Mammals (including humans) have 'special' cells that have very low degradation in DNA. Normal cells are mutated all the time. This is not a problem as the DNA can take an enormous amount of mutations without changing its function (in fact, in a gene every third base can pretty much be changed at random without the gene product changing one bit). So, you don't want to make new organisms out of skin cells. Therefore the germline cells are there, packed with chemicals that prevent mutations (antioxidants for instance). Most of this is to *prevent* mutations that occur through malicious chemicals. Radiation doesn't really work that way. It will just penetrate through and nock of some basepares from the DNA. Remember: once a basepair is changed, the cell can never again figure out what the correct base was! Anyway, if you are exposed to a large amount of radiation, it can only be expected that the germline is effected as well.
If an experiment works, something has gone wrong.

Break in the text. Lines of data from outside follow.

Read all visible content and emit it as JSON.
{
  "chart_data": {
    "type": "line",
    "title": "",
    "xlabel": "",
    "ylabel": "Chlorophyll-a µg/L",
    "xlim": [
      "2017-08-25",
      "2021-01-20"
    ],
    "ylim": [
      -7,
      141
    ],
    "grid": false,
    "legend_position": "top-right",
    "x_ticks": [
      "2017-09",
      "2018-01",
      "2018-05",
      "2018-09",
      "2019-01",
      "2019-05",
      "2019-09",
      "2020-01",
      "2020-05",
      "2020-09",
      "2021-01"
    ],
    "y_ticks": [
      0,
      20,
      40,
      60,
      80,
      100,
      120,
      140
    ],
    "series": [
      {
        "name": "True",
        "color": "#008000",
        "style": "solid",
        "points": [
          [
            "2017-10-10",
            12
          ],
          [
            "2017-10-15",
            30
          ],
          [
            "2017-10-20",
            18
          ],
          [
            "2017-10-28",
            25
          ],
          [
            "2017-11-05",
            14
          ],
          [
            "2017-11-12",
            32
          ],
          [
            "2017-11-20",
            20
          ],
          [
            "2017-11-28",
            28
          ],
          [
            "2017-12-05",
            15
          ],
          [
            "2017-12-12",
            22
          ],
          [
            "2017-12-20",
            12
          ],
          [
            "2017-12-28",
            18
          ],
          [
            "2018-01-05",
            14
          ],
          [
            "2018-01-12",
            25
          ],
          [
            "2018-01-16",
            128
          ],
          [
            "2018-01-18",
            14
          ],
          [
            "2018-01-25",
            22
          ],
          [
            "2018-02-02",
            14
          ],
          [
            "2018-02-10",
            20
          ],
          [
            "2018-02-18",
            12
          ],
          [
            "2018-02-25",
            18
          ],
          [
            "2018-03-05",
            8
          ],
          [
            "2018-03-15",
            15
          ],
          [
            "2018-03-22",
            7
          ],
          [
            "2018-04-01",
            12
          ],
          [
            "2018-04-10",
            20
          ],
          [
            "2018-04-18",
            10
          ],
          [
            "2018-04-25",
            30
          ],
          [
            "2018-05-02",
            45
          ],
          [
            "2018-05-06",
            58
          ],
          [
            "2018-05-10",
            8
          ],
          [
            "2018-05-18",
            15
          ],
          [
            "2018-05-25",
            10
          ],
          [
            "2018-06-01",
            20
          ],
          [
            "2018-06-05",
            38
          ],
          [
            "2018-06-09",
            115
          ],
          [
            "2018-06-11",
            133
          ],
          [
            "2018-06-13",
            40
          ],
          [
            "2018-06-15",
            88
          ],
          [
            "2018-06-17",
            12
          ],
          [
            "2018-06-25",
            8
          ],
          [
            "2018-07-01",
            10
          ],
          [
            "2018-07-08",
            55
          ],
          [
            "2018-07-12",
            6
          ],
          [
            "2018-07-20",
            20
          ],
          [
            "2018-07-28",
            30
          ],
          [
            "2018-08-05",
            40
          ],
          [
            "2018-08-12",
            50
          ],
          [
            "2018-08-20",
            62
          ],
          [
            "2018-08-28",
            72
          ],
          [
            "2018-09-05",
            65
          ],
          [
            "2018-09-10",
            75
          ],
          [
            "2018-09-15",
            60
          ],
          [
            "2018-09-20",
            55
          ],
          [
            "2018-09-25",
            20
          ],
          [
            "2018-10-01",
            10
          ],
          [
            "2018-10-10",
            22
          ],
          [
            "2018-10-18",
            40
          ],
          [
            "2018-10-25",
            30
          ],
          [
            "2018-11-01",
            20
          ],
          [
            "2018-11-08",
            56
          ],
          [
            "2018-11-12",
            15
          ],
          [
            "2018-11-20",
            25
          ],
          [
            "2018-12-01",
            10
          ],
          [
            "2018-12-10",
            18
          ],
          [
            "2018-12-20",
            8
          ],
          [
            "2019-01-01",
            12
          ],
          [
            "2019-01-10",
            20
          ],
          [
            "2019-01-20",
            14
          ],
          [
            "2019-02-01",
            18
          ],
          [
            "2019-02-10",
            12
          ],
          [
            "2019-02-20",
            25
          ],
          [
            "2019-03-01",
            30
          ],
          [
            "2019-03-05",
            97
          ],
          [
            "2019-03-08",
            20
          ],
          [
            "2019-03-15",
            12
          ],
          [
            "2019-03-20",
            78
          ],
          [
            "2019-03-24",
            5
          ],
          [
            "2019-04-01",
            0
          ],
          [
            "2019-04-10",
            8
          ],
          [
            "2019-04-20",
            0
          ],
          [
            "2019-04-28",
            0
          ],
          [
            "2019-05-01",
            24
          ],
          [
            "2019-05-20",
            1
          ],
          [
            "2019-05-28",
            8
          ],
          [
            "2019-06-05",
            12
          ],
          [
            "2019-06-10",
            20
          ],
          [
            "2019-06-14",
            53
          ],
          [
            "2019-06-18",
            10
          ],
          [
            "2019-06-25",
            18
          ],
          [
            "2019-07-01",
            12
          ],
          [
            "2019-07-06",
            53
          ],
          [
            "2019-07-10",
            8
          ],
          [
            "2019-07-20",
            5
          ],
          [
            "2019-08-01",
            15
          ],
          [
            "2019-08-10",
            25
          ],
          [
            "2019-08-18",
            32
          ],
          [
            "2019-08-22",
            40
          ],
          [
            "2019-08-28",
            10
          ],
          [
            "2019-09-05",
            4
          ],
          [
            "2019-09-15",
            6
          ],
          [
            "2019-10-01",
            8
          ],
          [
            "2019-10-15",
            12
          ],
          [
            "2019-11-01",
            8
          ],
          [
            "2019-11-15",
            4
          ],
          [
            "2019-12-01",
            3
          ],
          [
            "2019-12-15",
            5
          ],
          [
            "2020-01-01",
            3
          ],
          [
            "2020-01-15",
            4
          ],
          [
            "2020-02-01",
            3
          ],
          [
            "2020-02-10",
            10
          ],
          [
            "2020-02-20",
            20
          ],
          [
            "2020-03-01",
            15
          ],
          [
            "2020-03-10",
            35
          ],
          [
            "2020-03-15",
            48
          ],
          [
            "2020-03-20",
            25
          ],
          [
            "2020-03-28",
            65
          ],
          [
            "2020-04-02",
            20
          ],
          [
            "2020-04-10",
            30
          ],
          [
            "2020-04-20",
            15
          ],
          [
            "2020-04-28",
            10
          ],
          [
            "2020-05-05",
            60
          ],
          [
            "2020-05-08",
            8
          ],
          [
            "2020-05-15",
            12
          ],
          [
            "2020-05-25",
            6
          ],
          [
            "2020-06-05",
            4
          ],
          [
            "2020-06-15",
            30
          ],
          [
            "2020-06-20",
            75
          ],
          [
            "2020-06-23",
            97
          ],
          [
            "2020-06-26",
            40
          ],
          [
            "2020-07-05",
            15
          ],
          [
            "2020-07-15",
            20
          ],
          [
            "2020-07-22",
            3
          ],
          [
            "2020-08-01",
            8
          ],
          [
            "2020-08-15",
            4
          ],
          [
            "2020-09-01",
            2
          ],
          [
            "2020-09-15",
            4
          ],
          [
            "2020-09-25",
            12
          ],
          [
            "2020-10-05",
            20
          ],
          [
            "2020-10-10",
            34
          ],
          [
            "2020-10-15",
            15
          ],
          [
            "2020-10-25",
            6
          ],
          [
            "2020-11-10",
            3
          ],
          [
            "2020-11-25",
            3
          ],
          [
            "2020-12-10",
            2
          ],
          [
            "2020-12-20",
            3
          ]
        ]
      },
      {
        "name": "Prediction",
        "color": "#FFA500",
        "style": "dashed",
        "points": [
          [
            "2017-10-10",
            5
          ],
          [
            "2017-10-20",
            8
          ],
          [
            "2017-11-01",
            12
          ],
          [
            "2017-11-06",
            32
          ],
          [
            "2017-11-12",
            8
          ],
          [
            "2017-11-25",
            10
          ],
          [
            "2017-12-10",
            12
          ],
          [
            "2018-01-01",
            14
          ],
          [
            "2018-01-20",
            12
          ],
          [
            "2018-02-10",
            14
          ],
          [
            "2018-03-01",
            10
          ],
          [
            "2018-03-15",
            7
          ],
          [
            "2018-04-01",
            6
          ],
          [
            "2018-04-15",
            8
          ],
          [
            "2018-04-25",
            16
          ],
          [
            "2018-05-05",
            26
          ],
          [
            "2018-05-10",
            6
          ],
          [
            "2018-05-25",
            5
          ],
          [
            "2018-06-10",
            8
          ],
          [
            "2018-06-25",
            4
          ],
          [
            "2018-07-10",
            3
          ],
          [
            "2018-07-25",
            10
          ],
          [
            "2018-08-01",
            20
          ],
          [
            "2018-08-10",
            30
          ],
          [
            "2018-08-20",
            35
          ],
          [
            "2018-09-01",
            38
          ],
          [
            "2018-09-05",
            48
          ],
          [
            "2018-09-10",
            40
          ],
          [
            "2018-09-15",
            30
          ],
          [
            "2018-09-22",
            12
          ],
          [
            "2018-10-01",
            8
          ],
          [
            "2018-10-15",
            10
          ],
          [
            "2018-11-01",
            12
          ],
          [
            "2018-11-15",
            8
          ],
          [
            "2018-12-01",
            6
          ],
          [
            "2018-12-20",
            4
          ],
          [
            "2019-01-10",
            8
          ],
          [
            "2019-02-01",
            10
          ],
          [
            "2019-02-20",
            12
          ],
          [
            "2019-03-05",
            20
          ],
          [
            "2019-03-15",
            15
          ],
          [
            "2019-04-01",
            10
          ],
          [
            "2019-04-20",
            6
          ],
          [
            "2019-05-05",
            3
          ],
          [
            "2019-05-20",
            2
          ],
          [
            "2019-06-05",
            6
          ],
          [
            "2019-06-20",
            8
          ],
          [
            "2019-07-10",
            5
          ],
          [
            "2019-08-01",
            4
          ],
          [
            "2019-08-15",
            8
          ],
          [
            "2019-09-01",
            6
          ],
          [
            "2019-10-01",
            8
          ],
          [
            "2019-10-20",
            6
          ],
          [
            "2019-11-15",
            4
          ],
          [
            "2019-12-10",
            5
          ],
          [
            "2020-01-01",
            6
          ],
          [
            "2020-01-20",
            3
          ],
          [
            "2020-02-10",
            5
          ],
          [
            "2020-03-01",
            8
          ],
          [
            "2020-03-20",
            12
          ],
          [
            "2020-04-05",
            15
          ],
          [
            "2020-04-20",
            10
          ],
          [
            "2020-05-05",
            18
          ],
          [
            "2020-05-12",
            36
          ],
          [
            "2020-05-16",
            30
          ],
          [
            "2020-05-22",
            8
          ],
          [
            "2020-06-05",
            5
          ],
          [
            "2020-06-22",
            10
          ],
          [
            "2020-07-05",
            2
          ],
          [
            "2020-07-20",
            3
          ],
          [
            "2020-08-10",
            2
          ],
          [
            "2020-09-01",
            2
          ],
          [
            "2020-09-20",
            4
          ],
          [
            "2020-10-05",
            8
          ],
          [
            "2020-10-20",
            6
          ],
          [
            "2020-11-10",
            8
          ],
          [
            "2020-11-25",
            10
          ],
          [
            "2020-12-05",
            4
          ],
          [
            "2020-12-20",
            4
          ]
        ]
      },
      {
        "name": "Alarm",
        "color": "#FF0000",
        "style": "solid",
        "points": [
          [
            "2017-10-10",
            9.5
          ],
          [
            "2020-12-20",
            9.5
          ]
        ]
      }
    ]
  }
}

I've spent 4 years working in reactor chemistry, and over the 4 years have recieved 492 mrem of ionizing radiation exposure. When you train in a nuclear frield (I did with the US Navy) they basically tell you that small somatic doses of radiation are practically harmless. The real danger lies in a large chronic dose. We were always told that once a cell was radiated, for things could occur. The cell could have a good daughter, a bad daughter, a dead daughter, or no daughter. One of those things is not like the others, it's the bad daughter. It's cancer. Statistically if you are exposed to 1000 mrem (with data collected from Chernobyl) you increase your risk of cancer 0.06%. I would be curious to see if scientits will say is a dose that could change your DNA.